「予約、すごく使いやすかったです。予約と同時に案内が届くのも安心感がありました」
オーナーからそのメッセージが来たとき、システムが動いていることよりも「安心感があった」という言葉に引っかかった。
ユーザーが「安心」を感じる設計になっていたとしたら、それは意図していた結果だ。予約した瞬間にLINEで確認が届く。「本当に予約できたのか」という不安を、通知が消す。技術の話ではなく、心の話だ。
最初の予約が来るまでが、一番長い
予約システムは完成しても、それだけでは使われない。
「このURLを踏んで予約してください」という導線を、お客さんが知っていることが前提だ。LINEのリッチメニュー・LPのボタン・InstagramのプロフィールURL。それぞれの場所からお客さんが流れてくるには、時間がかかる。
公開直後は静かだ。管理画面を見ても予約は入っていない。「システムは動いている。後は使ってもらうだけ」という段階が、技術的には何も難しくないのに、最も時間がかかる段階だった。
これはシステムの問題ではない。マーケティングの問題だ。
使われてから初めて出てくる要望
公開後に、オーナーから新しい要望が来た。「講座が終わった後、お礼のメッセージを自動で送りたい」というものだ。
予約確認・前日リマインドに続く、3つ目の自動通知だ。
この要望の背景には「次の予約につなげたい」という意図がある。一度来てくれたお客さんへのフォローは、次の予約に最もつながりやすい。タイミング良くLINEが届けば、「また来てみようかな」と思う人がいる。

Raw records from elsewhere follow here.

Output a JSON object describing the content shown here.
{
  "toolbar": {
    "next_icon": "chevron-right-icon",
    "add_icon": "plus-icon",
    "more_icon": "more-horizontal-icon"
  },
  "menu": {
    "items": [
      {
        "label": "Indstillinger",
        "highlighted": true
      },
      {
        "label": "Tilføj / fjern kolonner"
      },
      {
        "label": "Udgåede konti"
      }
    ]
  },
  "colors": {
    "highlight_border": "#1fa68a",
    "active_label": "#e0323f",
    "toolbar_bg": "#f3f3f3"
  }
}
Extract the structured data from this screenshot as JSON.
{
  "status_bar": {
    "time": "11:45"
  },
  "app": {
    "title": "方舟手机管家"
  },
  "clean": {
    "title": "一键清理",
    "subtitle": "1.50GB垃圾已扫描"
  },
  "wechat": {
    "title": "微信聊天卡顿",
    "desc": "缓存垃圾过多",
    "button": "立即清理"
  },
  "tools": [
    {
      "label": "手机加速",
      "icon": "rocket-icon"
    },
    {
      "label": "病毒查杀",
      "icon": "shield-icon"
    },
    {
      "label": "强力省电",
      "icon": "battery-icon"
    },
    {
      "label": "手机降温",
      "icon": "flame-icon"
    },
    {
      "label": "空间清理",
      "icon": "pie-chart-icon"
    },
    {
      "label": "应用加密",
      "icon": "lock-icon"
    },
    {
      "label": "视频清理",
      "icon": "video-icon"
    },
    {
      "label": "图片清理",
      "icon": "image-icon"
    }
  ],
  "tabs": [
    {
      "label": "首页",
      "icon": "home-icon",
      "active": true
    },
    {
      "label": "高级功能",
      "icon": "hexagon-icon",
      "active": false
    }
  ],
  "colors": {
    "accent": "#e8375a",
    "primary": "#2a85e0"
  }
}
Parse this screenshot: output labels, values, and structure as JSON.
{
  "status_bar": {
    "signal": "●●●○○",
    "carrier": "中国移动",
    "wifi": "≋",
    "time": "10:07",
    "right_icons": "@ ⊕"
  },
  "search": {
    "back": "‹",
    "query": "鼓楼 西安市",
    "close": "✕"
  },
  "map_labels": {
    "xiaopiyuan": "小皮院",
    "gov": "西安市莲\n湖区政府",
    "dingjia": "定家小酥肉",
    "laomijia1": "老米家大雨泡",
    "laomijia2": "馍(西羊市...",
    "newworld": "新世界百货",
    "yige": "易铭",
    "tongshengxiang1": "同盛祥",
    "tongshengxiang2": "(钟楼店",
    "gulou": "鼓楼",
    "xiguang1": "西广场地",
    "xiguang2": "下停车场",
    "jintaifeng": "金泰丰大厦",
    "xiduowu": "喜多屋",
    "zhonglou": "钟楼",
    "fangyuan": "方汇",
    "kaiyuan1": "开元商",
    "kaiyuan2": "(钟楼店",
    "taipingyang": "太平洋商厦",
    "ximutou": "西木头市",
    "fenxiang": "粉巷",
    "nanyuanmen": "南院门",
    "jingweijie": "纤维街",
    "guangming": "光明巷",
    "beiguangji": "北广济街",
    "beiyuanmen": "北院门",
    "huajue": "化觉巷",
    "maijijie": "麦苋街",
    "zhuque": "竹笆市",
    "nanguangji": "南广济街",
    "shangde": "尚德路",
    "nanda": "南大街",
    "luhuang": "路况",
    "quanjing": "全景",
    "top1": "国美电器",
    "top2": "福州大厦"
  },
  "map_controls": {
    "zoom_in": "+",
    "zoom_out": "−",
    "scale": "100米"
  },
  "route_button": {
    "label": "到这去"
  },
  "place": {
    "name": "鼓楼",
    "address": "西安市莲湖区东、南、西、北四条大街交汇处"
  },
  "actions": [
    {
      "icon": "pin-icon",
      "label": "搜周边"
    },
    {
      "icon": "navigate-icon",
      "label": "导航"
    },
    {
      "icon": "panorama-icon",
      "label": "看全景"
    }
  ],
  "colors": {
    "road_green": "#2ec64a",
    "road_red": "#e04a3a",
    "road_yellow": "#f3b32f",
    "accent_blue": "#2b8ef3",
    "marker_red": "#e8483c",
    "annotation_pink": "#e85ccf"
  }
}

実装のアイデアはすぐに浮かんだ。GASのタイムベーストリガーで「予約日時を過ぎた予約」を全件取得してメッセージを送る。しかし「キャンセルになった予約にもメッセージが届いてしまう」という問題がある。キャンセル管理の仕組みとセットで考える必要があった。次のフェーズに積み残した。
選択肢が増えることの罠
6サービスに増えた予約フォームを自分で開いてみると、少し重さを感じた。
「何を選べばいいか、少し迷う」という感覚だ。6つの選択肢が並んでいると、比較するコストが増える。初めてアクセスしたお客さんが「とりあえずここから始めればいい」という選択肢が見えにくい。
決定疲れと呼ばれる現象がある。選択肢が多いほど選ぶことのコストが上がり、「また今度でいいか」という離脱につながることがある。
「暮らしの作戦会議(無料相談)」をデフォルト表示にして、他のサービスは折りたたみにする案を検討している。「まず話を聞く」という最初のステップへの障壁を下げることが、全体の予約数を増やすことにつながる。
GASの手動デプロイが継続的に発生する
要望のたびにCode.gsを修正してGASエディタに貼り替えてデプロイする。この作業が地道に続く。
1件あたり5分の作業だが、予約システム以外にも入退室管理システム・AiReview・焼き菓子店と複数のGASプロジェクトが並走している。月に数件の修正が複数プロジェクトで起きると、気づくと貼り替え忘れのプロジェクトが出てくる。
claspという公式のGAS CLIを使って、コマンド一発でデプロイできる仕組みを作るのが次の課題だ。コードの管理もGitHubで行えるようになる。
使われながら育つシステム
作り終えた段階の予約システムは、最低限の予約システムだった。使われる中で要望が出て、機能が追加されて、少しずつ使いやすくなっていく。
完璧な設計を最初から作ることはできない。オーナーが使い、お客さんが使い、その体験から「ここがもう少し」という声が出る。その声を受けて変えていく。
動くものを早く出して、使われながら育てる。それがこのシステムの正しい作り方だった。